Remember ME - You Me and Dementia
January 27, 2008
USA: Stay Diversified In Retirement If Nest Egg Not Needed Immediately
The journey
By Janet Kidd Stewart
CHICAGO (Chicago Tribune), January 27, 2008:
If you're retired, must you therefore build a bond ladder?
A 60-year-old California reader recently asked if she should purchase staggered-maturity Treasury or inflation-protected bonds for her portfolio, which is now invested mostly in index and retirement-target-date mutual funds.
Although she's retired, she indicated she has sufficient other income for the next 15 to 20 years and won't need to touch her investment portfolio until then.
Buying individual bonds has become easier and cheaper through the Treasury Department's Web site, http://www.treasurydirect.gov , but there may be other factors to consider.
The first question is whether she truly has no need to touch that money for two decades. Inflation and health-care costs have a way of eating away at some of the best-laid retirement-spending plans.
If she indeed can hold off for that long, experts said, there may be better strategies than selling those stock-holding funds in the volatile market and building a bond ladder.
How long will it last?
This brings up a second question: Is the investment account large enough to pay for whatever she has earmarked it to handle in the future, so that all it has to do is keep pace with inflation? Or does she need it to grow beyond that?
Knowing how long money can go untapped and how much it must grow to fit your objectives are two concrete things investors can use to help determine the appropriate amount of investment risk to take, said Armond Dinverno, a financial planner with Balasa, Dinverno & Foltz LLC in Itasca.
When markets slide, many investors realize they had constructed their portfolios with far too much risk for the objectives they outlined, Dinverno said.
"It's a behavioral issue for a lot of people," he said. "It doesn't matter the size of their portfolio or the time horizon. If they're down 30 percent, they aren't disciplined enough to reason that they don't need the money for 20 years. They can't hold on" and decide to sell at the wrong time.
Then, of course, they lose out when the market recovers. If the woman in California only needs to stay ahead of inflation, she could, indeed, put it all in inflation-indexed bonds, Dinverno said.
But how will she feel a few years from now if stocks are soaring again?
She also will face reinvestment risk if she invests in a ladder of Treasuries, Dinverno said. (As her near-term bonds mature, she would be reinvesting into whatever yields new bonds were paying.)
Create a personal mix
A better strategy, he said, might be to maintain a diverse mix of stocks, bonds and alternative investments such as real estate and commodities. If the mix in her target retirement fund is out of sync with her investment time horizon, she could create her own mix with, say, 60 percent stocks and the remainder in bonds and alternatives, he said.

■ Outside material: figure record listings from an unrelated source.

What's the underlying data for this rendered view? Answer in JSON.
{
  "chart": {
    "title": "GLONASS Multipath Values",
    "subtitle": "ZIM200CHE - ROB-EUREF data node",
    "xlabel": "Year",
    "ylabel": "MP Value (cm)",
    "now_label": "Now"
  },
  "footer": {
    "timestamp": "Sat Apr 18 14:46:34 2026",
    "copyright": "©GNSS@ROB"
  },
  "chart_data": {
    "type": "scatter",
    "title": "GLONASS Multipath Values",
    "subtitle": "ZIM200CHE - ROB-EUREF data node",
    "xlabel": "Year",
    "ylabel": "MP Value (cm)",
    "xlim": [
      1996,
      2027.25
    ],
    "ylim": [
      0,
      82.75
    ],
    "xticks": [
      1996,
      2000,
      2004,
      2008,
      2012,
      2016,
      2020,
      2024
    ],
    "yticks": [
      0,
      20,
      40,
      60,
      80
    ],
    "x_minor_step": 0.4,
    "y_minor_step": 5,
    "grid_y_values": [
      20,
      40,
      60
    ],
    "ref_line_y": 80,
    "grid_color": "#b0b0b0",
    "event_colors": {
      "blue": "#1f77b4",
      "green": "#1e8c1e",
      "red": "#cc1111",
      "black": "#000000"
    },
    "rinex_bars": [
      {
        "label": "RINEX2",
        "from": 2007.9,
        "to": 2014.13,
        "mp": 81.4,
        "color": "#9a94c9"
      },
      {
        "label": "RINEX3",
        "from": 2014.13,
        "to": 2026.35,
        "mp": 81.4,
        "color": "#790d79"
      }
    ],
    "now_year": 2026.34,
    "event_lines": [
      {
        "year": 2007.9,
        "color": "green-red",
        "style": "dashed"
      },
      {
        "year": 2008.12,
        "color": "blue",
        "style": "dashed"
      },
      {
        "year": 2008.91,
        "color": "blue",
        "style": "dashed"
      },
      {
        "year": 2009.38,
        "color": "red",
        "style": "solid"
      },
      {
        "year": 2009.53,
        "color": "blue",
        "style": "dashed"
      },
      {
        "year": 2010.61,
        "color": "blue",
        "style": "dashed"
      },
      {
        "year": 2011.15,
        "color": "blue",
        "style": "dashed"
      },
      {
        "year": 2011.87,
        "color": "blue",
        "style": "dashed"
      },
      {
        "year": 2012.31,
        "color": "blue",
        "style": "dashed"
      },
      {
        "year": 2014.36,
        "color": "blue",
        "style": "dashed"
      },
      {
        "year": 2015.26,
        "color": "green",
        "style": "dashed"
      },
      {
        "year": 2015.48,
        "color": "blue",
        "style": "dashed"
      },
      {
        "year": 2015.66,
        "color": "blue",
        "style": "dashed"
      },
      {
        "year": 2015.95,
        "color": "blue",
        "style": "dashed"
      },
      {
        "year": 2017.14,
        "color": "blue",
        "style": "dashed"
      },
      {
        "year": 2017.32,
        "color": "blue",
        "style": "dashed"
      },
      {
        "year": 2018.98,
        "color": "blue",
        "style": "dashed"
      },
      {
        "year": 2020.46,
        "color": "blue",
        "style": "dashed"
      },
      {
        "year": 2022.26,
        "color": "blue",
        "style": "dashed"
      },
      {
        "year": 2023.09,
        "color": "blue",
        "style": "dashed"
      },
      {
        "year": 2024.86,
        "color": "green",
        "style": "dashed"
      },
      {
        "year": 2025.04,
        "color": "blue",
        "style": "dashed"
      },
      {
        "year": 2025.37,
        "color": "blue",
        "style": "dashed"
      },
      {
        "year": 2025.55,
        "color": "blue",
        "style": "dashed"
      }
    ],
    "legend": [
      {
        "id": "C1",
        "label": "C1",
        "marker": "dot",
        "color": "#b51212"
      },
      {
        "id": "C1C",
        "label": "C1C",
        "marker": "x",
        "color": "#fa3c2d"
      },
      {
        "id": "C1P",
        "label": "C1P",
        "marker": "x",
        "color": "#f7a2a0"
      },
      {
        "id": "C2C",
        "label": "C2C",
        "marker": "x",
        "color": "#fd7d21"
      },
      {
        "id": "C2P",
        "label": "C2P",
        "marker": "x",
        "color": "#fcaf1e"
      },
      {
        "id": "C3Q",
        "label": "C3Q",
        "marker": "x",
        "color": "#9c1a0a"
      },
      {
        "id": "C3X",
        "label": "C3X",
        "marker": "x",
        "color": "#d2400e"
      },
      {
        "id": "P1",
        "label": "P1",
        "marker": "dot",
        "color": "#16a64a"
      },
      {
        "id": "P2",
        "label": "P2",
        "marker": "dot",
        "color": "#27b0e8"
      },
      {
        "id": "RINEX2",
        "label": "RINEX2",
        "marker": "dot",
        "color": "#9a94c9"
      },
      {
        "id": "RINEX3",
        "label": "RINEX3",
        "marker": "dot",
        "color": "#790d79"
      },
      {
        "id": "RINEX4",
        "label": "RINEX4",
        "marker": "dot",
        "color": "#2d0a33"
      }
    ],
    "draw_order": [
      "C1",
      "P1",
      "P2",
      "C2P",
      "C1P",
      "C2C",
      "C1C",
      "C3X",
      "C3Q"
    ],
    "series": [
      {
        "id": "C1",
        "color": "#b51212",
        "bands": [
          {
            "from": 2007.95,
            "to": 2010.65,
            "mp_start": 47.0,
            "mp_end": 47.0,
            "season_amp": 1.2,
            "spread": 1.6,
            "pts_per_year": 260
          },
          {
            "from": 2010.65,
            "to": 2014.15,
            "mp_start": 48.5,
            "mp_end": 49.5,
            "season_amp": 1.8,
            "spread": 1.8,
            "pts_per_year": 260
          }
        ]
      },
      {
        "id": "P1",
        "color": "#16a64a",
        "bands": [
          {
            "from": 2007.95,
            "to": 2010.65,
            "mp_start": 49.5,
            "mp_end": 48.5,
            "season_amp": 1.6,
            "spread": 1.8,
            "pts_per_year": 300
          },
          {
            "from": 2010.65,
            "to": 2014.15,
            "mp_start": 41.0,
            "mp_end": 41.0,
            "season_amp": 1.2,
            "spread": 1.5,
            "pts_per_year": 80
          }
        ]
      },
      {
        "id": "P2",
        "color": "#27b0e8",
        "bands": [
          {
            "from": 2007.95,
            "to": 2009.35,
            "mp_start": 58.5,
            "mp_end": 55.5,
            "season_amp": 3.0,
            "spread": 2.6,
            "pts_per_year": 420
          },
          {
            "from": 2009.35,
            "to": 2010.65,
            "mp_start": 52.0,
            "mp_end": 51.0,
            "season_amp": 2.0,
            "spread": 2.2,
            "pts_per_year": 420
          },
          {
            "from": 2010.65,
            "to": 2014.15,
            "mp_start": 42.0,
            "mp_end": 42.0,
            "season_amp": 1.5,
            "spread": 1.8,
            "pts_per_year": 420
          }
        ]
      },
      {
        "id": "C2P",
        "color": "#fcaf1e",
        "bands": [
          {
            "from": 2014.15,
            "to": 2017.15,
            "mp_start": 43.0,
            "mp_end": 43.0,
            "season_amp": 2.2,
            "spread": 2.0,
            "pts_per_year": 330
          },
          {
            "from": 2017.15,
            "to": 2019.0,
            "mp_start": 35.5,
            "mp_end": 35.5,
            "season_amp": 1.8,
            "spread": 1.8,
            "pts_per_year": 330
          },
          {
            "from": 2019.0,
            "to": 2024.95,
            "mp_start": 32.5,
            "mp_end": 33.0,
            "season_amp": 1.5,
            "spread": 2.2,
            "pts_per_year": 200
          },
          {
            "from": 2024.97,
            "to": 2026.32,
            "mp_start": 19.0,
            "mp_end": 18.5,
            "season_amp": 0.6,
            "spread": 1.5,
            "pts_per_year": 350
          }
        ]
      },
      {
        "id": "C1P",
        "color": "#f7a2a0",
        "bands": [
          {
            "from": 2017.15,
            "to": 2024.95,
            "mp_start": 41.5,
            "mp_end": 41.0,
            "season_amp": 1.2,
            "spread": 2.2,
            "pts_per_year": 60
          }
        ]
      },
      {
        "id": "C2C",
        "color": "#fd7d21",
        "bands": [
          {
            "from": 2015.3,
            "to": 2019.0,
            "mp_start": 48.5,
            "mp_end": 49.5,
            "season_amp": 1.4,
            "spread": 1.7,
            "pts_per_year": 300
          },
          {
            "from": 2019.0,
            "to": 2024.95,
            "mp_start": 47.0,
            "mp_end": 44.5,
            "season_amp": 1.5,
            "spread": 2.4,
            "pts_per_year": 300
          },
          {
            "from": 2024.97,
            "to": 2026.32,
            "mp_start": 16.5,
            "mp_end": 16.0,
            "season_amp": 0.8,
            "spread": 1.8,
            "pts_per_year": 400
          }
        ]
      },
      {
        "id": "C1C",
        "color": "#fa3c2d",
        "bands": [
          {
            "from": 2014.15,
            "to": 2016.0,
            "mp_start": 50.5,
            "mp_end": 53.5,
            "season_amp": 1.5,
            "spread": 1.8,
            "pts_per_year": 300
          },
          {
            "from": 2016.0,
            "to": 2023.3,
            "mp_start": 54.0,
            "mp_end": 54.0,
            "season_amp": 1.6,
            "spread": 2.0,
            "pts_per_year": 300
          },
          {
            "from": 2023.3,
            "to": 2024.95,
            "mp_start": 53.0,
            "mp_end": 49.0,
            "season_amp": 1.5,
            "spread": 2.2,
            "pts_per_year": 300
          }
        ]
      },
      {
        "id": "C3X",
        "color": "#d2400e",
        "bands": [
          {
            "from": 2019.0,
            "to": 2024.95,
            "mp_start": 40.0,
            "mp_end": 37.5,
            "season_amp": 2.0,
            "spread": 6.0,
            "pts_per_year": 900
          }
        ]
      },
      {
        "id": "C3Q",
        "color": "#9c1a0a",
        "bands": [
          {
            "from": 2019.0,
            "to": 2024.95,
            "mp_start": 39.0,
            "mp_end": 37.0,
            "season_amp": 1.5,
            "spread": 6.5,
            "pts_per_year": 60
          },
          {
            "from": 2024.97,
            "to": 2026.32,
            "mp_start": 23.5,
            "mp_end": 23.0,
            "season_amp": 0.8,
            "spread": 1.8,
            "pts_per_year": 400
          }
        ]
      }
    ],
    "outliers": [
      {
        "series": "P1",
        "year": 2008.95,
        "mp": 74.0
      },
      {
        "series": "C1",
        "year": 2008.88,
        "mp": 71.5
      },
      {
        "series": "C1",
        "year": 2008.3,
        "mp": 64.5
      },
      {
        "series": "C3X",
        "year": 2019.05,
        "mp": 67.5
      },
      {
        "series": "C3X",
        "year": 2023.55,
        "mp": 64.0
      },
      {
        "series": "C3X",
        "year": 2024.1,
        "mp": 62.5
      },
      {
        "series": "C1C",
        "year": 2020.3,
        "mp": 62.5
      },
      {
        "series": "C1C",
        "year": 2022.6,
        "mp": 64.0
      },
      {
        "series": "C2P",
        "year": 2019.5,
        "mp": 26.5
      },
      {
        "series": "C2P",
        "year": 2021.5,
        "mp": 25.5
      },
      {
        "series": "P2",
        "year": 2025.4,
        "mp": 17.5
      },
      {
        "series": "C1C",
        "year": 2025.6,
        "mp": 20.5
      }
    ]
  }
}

A more conservative mix could give her potential investment growth while still protecting the downside, said Gail Buckner, a financial planner and retirement specialist with Franklin Templeton Investments in San Mateo, Calif.
The company hired Ibbotson Associates to study different withdrawal rates (from 3 percent to 6 percent) and their effects on portfolios with varying types of assets. Among them, the highest likelihood of success, defined as the likelihood that the portfolio wouldn't run dry after 30 years, came from a portfolio with 28 percent invested in U.S. stocks, 12 percent in international stocks, 40 percent in bonds and 20 percent in very short-term, cash-like investments.
Even at a 6 percent withdrawal rate -- higher than many planners recommend -- that portfolio had a 94 percent probability of lasting 30 years, Ibbotson found.
"I'm not suggesting this is the perfect allocation for every retiree," Buckner said. "The important point is the diversification."
Marital status and tax situation also can play a huge role in what type of income strategy retirees should adopt, but if you're sure you have a chunk of years in retirement before you have to start making withdrawals, Buckner said, why not stay diversified and try to let the nest egg grow?